The Harvard community filled Memorial Church last night in a service of compline to honor the late Reverend Peter J. Gomes.
Gomes—who served as the church’s beloved minister and the Plummer Professor of Christian Morals for the past 35 years—died on Monday evening.
While the 40-minute ceremony was light on mentions of Gomes himself, it served as a powerful testament to his legacy and following at Harvard and beyond.
The pews were lined with a diverse representation of the Harvard community that included students, faculty, and congregation members. While some attendees were long-time friends of Gomes, others said they had never been to a service at Memorial Church but were inspired by his legacy as a spiritual and moral leader.
“He was a teacher, mentor, pastor, and friend,” said Epps Fellow Nathaniel P. Katz, who led the ceremony along with Memorial Church Associate Minister Dorothy A. Austin.
The ceremony itself began with a procession of the Harvard University Choir, clad in their red and black choral robes.
Attendees quietly entered the chapel—lit only by the hundreds of small candles in the hands of the mourners— some sharing an occasional hug or tear.

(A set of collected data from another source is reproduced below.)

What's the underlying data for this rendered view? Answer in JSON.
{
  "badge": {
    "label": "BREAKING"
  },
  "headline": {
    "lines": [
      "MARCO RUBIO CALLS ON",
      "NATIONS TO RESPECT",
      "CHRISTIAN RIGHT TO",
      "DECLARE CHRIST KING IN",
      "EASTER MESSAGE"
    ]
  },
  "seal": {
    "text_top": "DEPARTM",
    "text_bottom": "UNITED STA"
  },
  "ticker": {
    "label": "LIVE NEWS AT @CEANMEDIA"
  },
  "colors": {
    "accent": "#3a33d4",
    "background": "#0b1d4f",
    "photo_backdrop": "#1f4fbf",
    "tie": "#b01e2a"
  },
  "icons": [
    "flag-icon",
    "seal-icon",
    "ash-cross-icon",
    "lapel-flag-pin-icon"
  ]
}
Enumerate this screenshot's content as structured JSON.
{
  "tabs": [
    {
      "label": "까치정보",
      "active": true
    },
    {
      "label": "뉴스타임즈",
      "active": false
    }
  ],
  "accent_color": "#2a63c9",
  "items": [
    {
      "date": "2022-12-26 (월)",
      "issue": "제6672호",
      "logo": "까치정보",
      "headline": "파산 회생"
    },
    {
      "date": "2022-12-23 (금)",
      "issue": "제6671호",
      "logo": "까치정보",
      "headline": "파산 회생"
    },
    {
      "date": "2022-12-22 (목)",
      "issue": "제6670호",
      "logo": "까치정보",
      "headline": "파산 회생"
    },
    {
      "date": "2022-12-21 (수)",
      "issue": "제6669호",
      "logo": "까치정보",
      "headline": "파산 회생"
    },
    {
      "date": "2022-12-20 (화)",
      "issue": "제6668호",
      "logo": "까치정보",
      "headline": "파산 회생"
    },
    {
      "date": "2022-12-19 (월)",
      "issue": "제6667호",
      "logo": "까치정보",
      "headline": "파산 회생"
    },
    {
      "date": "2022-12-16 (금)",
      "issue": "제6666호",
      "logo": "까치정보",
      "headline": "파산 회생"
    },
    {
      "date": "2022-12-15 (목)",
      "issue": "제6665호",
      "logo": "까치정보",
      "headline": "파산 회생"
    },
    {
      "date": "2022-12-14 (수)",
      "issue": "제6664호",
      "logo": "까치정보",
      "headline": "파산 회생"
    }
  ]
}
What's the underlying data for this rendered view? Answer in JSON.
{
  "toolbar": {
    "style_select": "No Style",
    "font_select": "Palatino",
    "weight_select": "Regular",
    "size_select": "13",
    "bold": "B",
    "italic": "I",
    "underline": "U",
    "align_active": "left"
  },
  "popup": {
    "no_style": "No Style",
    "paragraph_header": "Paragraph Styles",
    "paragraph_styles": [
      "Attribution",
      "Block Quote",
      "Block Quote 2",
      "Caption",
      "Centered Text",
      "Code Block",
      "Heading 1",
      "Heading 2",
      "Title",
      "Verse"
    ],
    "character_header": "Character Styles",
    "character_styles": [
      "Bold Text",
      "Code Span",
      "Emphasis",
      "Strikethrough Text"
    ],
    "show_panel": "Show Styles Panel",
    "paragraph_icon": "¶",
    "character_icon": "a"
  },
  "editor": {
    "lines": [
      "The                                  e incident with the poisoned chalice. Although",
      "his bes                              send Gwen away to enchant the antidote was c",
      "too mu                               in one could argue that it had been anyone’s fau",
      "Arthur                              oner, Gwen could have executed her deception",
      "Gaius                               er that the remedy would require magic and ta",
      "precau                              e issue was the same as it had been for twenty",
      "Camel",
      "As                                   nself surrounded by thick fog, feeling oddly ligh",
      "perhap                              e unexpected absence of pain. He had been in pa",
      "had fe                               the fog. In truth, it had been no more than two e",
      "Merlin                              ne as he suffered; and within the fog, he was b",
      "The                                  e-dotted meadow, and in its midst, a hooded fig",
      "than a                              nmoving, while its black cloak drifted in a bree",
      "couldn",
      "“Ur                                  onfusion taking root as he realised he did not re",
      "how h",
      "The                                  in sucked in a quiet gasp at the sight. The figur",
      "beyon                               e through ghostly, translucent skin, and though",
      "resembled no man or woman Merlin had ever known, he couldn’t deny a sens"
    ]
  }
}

Solemn hymns and prayers were interrupted only by the occasional cough and a baby’s cry. Attendees departed the Church in silence after the ceremony.
The service of compline capped a day of prayer at Memorial Church dedicated to Gomes’ memory. Members of the community filtered in and out of the chapel throughout the day to honor the reverend.
Gomes’ casket was situated at the front of the room where mourners began to line up at 9 a.m. to pay their respects. Next to the casket sat a portrait of Gomes along with large, ornate arrangements of flowers.
Throughout the day, the organ—to which Gomes had dedicated much of his time in recent years to seeing restored—led those paying tribute in a set of somber hymns.
Known for his oratory skills, strong advocacy for equality, sharp insight into the Bible, and magnanimous spirit, Gomes was a long-time fixture on Harvard’s campus. He is largely credited for maintaining a following at Memorial Church while attendance shrunk at other university churches across the country.
Gomes’ death sparked an outpouring of emotion across the Harvard community.
“He was a scholar, a preacher, a teacher, and a public intellectual who brought religion into politics in ways that illumined our thought,” Austin told The Crimson earlier this week.
“No one epitomizes all that is good about Harvard more than Peter J. Gomes,” said Harvard Professor Henry Louis “Skip” Gates Jr. in a statement.
Austin announced that the University will hold a formal memorial service in Gomes’ honor open to the Harvard community on April 6 at 11 a.m.